The structural features of Acetobacterium woodii F-ATP synthase reveal the importance of the unique subunit γ-loop in Na⁺ translocation and ATP synthesis

The Na⁺translocating F₁F_O ATP synthase from Acetobacterium woodii shows a subunit stoichiometry of α₃:β₃:γ:δ:ε:a:b₂:(c_2/3)₉:c₁ and reveals an evolutionary path between synthases and pumps involving adaptations in the rotor c-ring, which is composed of F- and vacuolar-type c subunits in a stoichiometry of 9 : 1. This hybrid turbine couples rotation with Na⁺ translocation in the F_O part and rotation of the central stalk subunits γ-ε to drive ATP synthesis in the catalytic α₃:β₃ headpiece.
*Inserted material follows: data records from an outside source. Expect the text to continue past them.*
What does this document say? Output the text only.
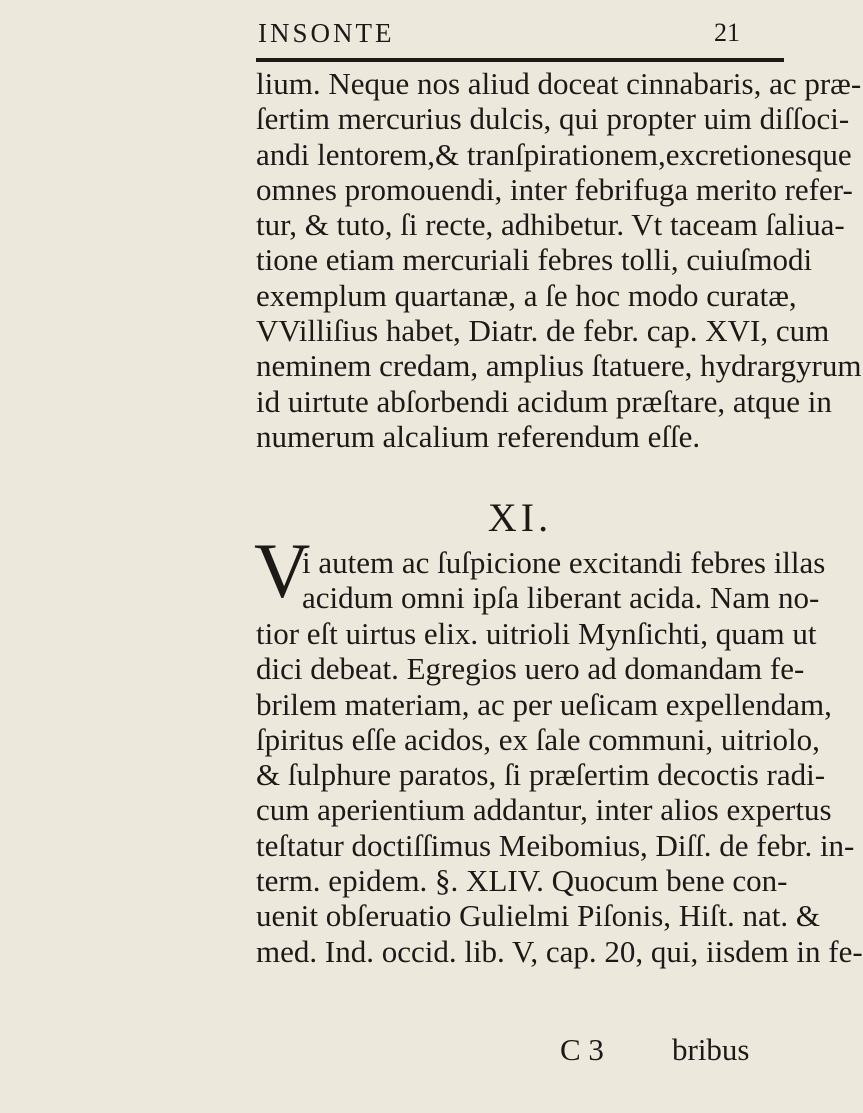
INSONTE	21
lium. Neque nos aliud doceat cinnabaris, ac præ-
ſertim mercurius dulcis, qui propter uim diſſoci-
andi lentorem,& tranſpirationem,excretionesque
omnes promouendi, inter febrifuga merito refer-
tur, & tuto, ſi recte, adhibetur. Vt taceam ſaliua-
tione etiam mercuriali febres tolli, cuiuſmodi
exemplum quartanæ, a ſe hoc modo curatæ,
VVilliſius habet, Diatr. de febr. cap. XVI, cum
neminem credam, amplius ſtatuere, hydrargyrum
id uirtute abſorbendi acidum præſtare, atque in
numerum alcalium referendum eſſe.
XI.
V
i autem ac ſuſpicione excitandi febres illas
acidum omni ipſa liberant acida. Nam no-
tior eſt uirtus elix. uitrioli Mynſichti, quam ut
dici debeat. Egregios uero ad domandam fe-
brilem materiam, ac per ueſicam expellendam,
ſpiritus eſſe acidos, ex ſale communi, uitriolo,
& ſulphure paratos, ſi præſertim decoctis radi-
cum aperientium addantur, inter alios expertus
teſtatur doctiſſimus Meibomius, Diſſ. de febr. in-
term. epidem. §. XLIV. Quocum bene con-
uenit obſeruatio Gulielmi Piſonis, Hiſt. nat. &
med. Ind. occid. lib. V, cap. 20, qui, iisdem in fe-
C 3 bribus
Here, we isolated a highly pure recombinant A. woodii F-ATP synthase and present the first projected structure of this hybrid engine as determined by negative-stain electron microscopy and single-particle analysis. The uniqueness of the A. woodii F-ATP synthase is also reflected by an extra 17 amino acid residues loop (₁₉₅TSGKVKITEETKEEKSK₂₁₁) in subunit γ. Deleting the loop-encoding DNA sequence (γ_Δ195–211) and purifying the recombinant F-ATP synthase γ_Δ195–211 mutant provided a platform to study its effect in enzyme stability and activity. The recombinant F-ATP synthase γ_Δ195–211 mutant revealed the same subunit composition as the wild-type enzyme and a minor reduction in ATP hydrolysis. When reconstituted into proteoliposomes ATP synthesis and Na⁺ transport were diminished, demonstrating the importance of the γ195–211 loop in both enzymatic processes. Based on a structural model, a coupling mechanism for this enzyme is proposed, highlighting the role of the γ-loop. Finally, the γ195–211 loop of A. woodii is discussed in comparison with the extra γ-loops of mycobacterial and chloroplasts F-ATP synthases described to be involved in species-specific regulatory mechanisms.